You're assuming some absolute rest frame, defined in some undetermined way by "the universe".

No such absolute rest frame exists. Both Earth and the object are equally entitled to say that the are at rest in the Universe, and the the other is moving.

Why would the earth have to stop and such.
It doesn't. The object stops. The Earth is moving constantly at 0.9c.

How contracted is the universe for our object at 0.9c for one hour...
48.5%. But not for one hour - the object is only stoped for 26 minutes.

You're assuming some absolute rest frame, defined in some undetermined way by "the universe".

No such absolute rest frame exists. Both Earth and the object are equally entitled to say that the are at rest in the Universe, and the the other is moving.
Pete I do understand that relativity states the frame object is at rest and the earth is moving. Using this frame perspective.
Where I get caught up is that if the object is deemed stationary then the entire universe is moving at 0.9c not just the earth......so often when switching frames we seem to forget that when doing so the rest of the universe switches frames as well.

If we consider the universe as a closed system then when say Object A is at rest then object B has velocity. but at all times the universe is there wondering what the f**k is going on....sort of....

if our object in the scenario is travelling at 0.9c with earth at rest then the sun is also at rest with the earth and the solar system is also , the galaxy and so on....because changing frames does not change the relationship the rest frame has with it's environment.

Now the scenario experiment was:

For one hour [earth frame time] an object holds a vector at the velocity of 0.9c.

What distances have been covered?

a] From our objects frame?
b] From an Earth stationary frame?

and I asked why the need to stop either frame when 1 hours continuous travel is called for?

Where I get caught up is that if the object is deemed stationary then the entire universe is moving at 0.9c not just the earth
You're assuming the Earth is stationary in the Universe.

How do you know that the object isn't stationary in the Universe, and that when we pretend the Earth is stationary, we're making the whole Universe move at 0.9c?

and I asked why the need to stop either frame when 1 hours continuous travel is called for?
Because the term "1 hour" is useless without an associated frame.

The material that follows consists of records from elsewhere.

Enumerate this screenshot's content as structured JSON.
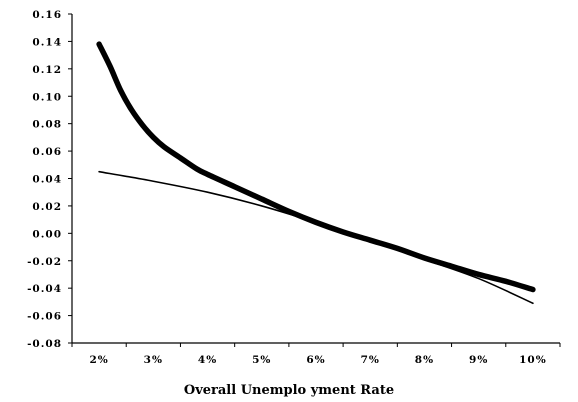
{
  "chart_data": {
    "type": "line",
    "title": "",
    "xlabel": "Overall Unemplo yment Rate",
    "ylabel": "",
    "x_tick_labels": [
      "2%",
      "3%",
      "4%",
      "5%",
      "6%",
      "7%",
      "8%",
      "9%",
      "10%"
    ],
    "y_tick_labels": [
      "0.16",
      "0.14",
      "0.12",
      "0.10",
      "0.08",
      "0.06",
      "0.04",
      "0.02",
      "0.00",
      "-0.02",
      "-0.04",
      "-0.06",
      "-0.08"
    ],
    "xlim": [
      1.5,
      10.5
    ],
    "ylim": [
      -0.08,
      0.16
    ],
    "y_ticks": [
      0.16,
      0.14,
      0.12,
      0.1,
      0.08,
      0.06,
      0.04,
      0.02,
      0.0,
      -0.02,
      -0.04,
      -0.06,
      -0.08
    ],
    "x_ticks": [
      2,
      3,
      4,
      5,
      6,
      7,
      8,
      9,
      10
    ],
    "grid": false,
    "legend": "none",
    "series": [
      {
        "style": "thick",
        "color": "#000000",
        "x": [
          2.0,
          2.2,
          2.4,
          2.6,
          2.8,
          3.0,
          3.2,
          3.5,
          3.8,
          4.0,
          4.5,
          5.0,
          5.5,
          6.0,
          6.5,
          7.0,
          7.5,
          8.0,
          8.5,
          9.0,
          9.5,
          10.0
        ],
        "y": [
          0.138,
          0.122,
          0.104,
          0.09,
          0.079,
          0.07,
          0.063,
          0.055,
          0.047,
          0.043,
          0.034,
          0.025,
          0.016,
          0.008,
          0.001,
          -0.005,
          -0.011,
          -0.018,
          -0.024,
          -0.03,
          -0.035,
          -0.041
        ]
      },
      {
        "style": "thin",
        "color": "#000000",
        "x": [
          2.0,
          3.0,
          4.0,
          5.0,
          6.0,
          7.0,
          8.0,
          9.0,
          10.0
        ],
        "y": [
          0.045,
          0.038,
          0.03,
          0.02,
          0.008,
          -0.005,
          -0.019,
          -0.033,
          -0.051
        ]
      }
    ]
  }
}
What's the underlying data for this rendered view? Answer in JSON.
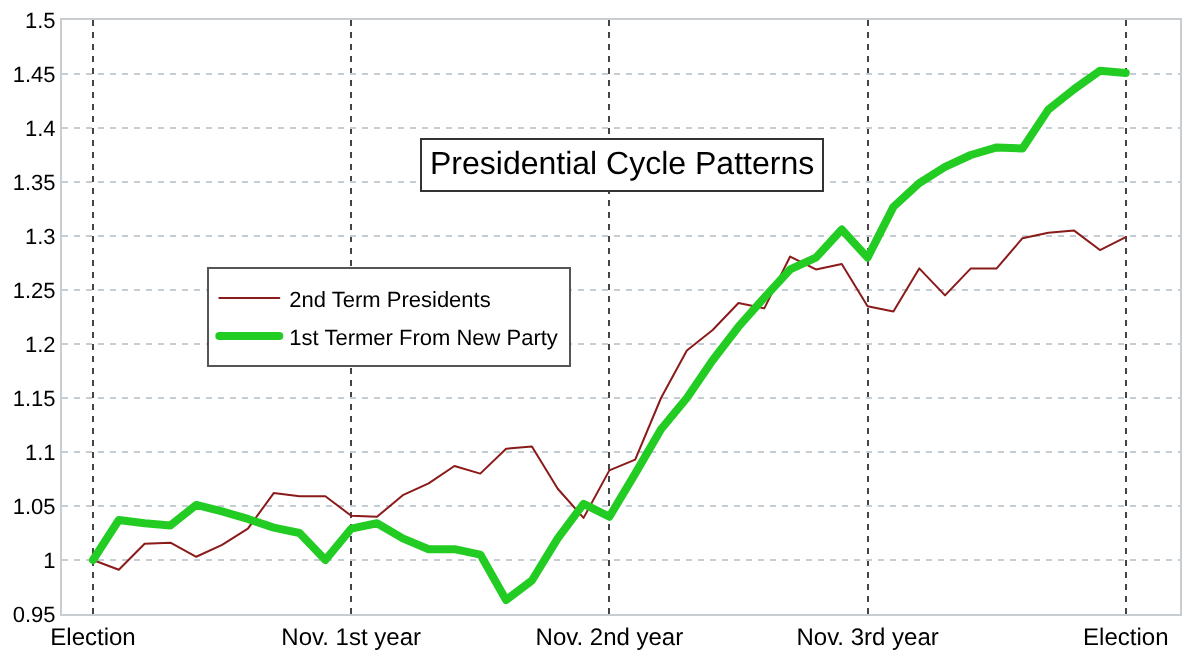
{
  "chart_data": {
    "type": "line",
    "title": "Presidential Cycle Patterns",
    "categories": [
      "Election",
      null,
      null,
      null,
      null,
      null,
      null,
      null,
      null,
      null,
      "Nov. 1st year",
      null,
      null,
      null,
      null,
      null,
      null,
      null,
      null,
      null,
      "Nov. 2nd year",
      null,
      null,
      null,
      null,
      null,
      null,
      null,
      null,
      null,
      "Nov. 3rd year",
      null,
      null,
      null,
      null,
      null,
      null,
      null,
      null,
      null,
      "Election"
    ],
    "ylim": [
      0.95,
      1.5
    ],
    "yticks": [
      0.95,
      1,
      1.05,
      1.1,
      1.15,
      1.2,
      1.25,
      1.3,
      1.35,
      1.4,
      1.45,
      1.5
    ],
    "grid": true,
    "legend": "center",
    "marker": "none",
    "series": [
      {
        "name": "2nd Term Presidents",
        "color": "#8b1a1a",
        "values": [
          1.0,
          0.991,
          1.015,
          1.016,
          1.003,
          1.014,
          1.029,
          1.062,
          1.059,
          1.059,
          1.041,
          1.04,
          1.06,
          1.071,
          1.087,
          1.08,
          1.103,
          1.105,
          1.066,
          1.039,
          1.083,
          1.093,
          1.15,
          1.194,
          1.213,
          1.238,
          1.233,
          1.281,
          1.269,
          1.274,
          1.235,
          1.23,
          1.27,
          1.245,
          1.27,
          1.27,
          1.298,
          1.303,
          1.305,
          1.287,
          1.299
        ]
      },
      {
        "name": "1st Termer From New Party",
        "color": "#22cc22",
        "values": [
          1.0,
          1.037,
          1.034,
          1.032,
          1.051,
          1.045,
          1.038,
          1.03,
          1.025,
          1.0,
          1.029,
          1.034,
          1.02,
          1.01,
          1.01,
          1.005,
          0.963,
          0.981,
          1.02,
          1.052,
          1.04,
          1.08,
          1.121,
          1.15,
          1.185,
          1.216,
          1.243,
          1.269,
          1.28,
          1.306,
          1.28,
          1.327,
          1.349,
          1.364,
          1.375,
          1.382,
          1.381,
          1.417,
          1.436,
          1.453,
          1.451
        ]
      }
    ]
  }
}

How do you know that the object isn't stationary in the Universe, and that when we pretend the Earth is stationary, we're making the whole Universe move at 0.9c?

MAybe we should make the universe move with our objet ...ha...that way it wont run into anything....but then again maybe the Earth would be run into.

The frame must include a universal reference surely otherwise the absurd rules supreme.

If earth is moving then it is destroyed unless teh universe moves with it. However our object has no such restraints.

It can move with out the solar system and the galaxy etc. But the earth is part of a larger system and not so easilly moved....gravitational forces being so significant etc....


Because the term "1 hour" is useless without an associated frame.
Possibly you have misread my intent.

I stated one hour in both frames.

object and earth

QQ,
how can you tell if the Universe is moving?
Surely you can only measure speed relative to individual objects?

I stated one hour in both frames.
Then you're talking two different scenarios... I though you were talking about a single experiment.

tis ok Pete I have got an answer in another thread "transfroms with in a frame"